C’è un altro protagonista in questa faccenda del presunto avvelenamento di Arafat ed è il giornalista israeliano Avi Isacharoff. Specialista del mondo arabo e di questioni palestinesi per la radio Kol Israël, è anche editorialista per il quotidiano Haaretz. Nel 2005 Isacharoff aveva pubblicato prima in Israele, poi in Francia, il libro La Settima Guerra d’Israele, un libro scritto a quattro mani con Amos Harel, ex reporter di Galé-Tsahal (radio militare israeliana) e specialista delle questioni militari per Haaretz. Nel libro i due giornalisti, dopo essere riusciti a mettere le mani su documenti segreti dell’ospedale militare francese, avevano per primi paventato un possibile avvelenamento dell’ex leader dell’Olp. In effetti, scorrendo i documenti messi a disposizione dai due giornalisti, si legge nel referto che nonostante un gran numero di esperti e i diversi risultati degli esami realizzati «non è possibile delineare un quadro nosologico che spieghi l’associazione delle sindromi presentate da Yasser Arafat». Ora, la conclusione degli esperti francesi sembra mettere il punto definitivo alla questione, anche se tutt’ora, dopo la pubblicazione di questo rapporto, Avi Isacharoff continua ad essere poco convinto.

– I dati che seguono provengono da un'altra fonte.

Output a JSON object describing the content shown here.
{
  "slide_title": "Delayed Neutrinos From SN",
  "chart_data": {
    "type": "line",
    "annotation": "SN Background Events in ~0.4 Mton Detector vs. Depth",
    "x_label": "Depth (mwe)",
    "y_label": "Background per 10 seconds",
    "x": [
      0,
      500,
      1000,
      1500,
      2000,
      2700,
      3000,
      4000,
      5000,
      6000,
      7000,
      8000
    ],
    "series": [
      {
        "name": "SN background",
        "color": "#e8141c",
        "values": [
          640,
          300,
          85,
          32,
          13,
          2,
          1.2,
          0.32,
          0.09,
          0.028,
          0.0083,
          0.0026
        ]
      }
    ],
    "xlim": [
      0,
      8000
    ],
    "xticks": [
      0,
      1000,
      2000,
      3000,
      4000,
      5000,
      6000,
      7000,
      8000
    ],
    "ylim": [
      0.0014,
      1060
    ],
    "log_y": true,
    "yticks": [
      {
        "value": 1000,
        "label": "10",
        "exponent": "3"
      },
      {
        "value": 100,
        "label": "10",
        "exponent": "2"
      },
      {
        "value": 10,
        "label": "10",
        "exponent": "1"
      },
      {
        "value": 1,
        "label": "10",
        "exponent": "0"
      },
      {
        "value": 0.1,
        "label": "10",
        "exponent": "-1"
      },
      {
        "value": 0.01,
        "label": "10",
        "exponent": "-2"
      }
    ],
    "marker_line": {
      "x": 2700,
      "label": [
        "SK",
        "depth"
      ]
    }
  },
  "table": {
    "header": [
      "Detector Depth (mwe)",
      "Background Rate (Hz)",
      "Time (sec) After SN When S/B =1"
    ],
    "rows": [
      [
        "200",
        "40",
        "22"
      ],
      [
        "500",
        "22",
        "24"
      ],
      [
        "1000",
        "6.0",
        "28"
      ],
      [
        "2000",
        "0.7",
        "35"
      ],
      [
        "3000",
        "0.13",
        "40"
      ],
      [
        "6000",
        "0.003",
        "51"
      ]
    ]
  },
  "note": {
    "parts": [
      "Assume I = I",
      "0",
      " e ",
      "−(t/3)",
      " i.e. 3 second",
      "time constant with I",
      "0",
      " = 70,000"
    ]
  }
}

«Purtroppo, oggi come oggi, non ci sono più prove evidenti che Arafat sia stato avvelenato», afferma Avi Issacharof a Linkiesta. «Io però dico una cosa molto semplice. Non mi spiego come le conclusioni degli esperti francesi siano così opposte a quella degli esperti svizzeri. Forse, ma dico forse, la conclusione dell’équipe di scienziati francesi è stata fatta non prendendo in considerazione elementi emersi invece nei referti dei medici che hanno seguito Arafat fino alla morte? Questa è un’ipotesi. So soltanto il fatto che fino ad oggi nessuno è in grado di dire cosa ha provocato la morte di Yasser Arafat, qual è stata la causa specifica della sua morte. Il mio sentimento dunque è che c’è qualcosa di strano attorno a questo balletto di referti. Se gli scienziati svizzeri hanno ravvisato presenza di polonio nel corpo di Arafat, come fanno i francesi a negare drasticamente questo dato? Tra l’altro c’è un elemento da tener conto. È vero che Israele da tempo considerava Arafat come un ostacolo per la pace. Ma all’epoca della sua morte, tra l’ottobre e il novembre del 2004, Arafat era completamente isolato, anche la comunità internazionale gli aveva voltato le spalle supportando le decisioni del governo israeliano. Che ragioni aveva dunque il governo israeliano per assassinare un leader oramai debole sulla via del tramonto? Per assassinare il leader storico dell’Olp occorre una ragione precisa, un motivo. E, a mio avviso, a quell’epoca, il governo israeliano non ne aveva alcun motivo. Forse qualcun altro ne aveva i motivi ? Purtroppo non ho prove che qualcuno abbia voluto uccidere Yasser Arafat ma resta comunque il fatto che nessuno ad oggi è stato in grado di dire quale sia stata la causa che ha portato al suo decesso.

Il dubbio dunque resta? Prima che un ulteriore verdetto metta la parola fine a questa questione, la nebbia attorno alla fine dell’ex leader dell’Olp non può che avvantaggiare i complottisti dell’ultima ora. E, parallelamente, contribuire a scatenare i loro acerrimi detrattori.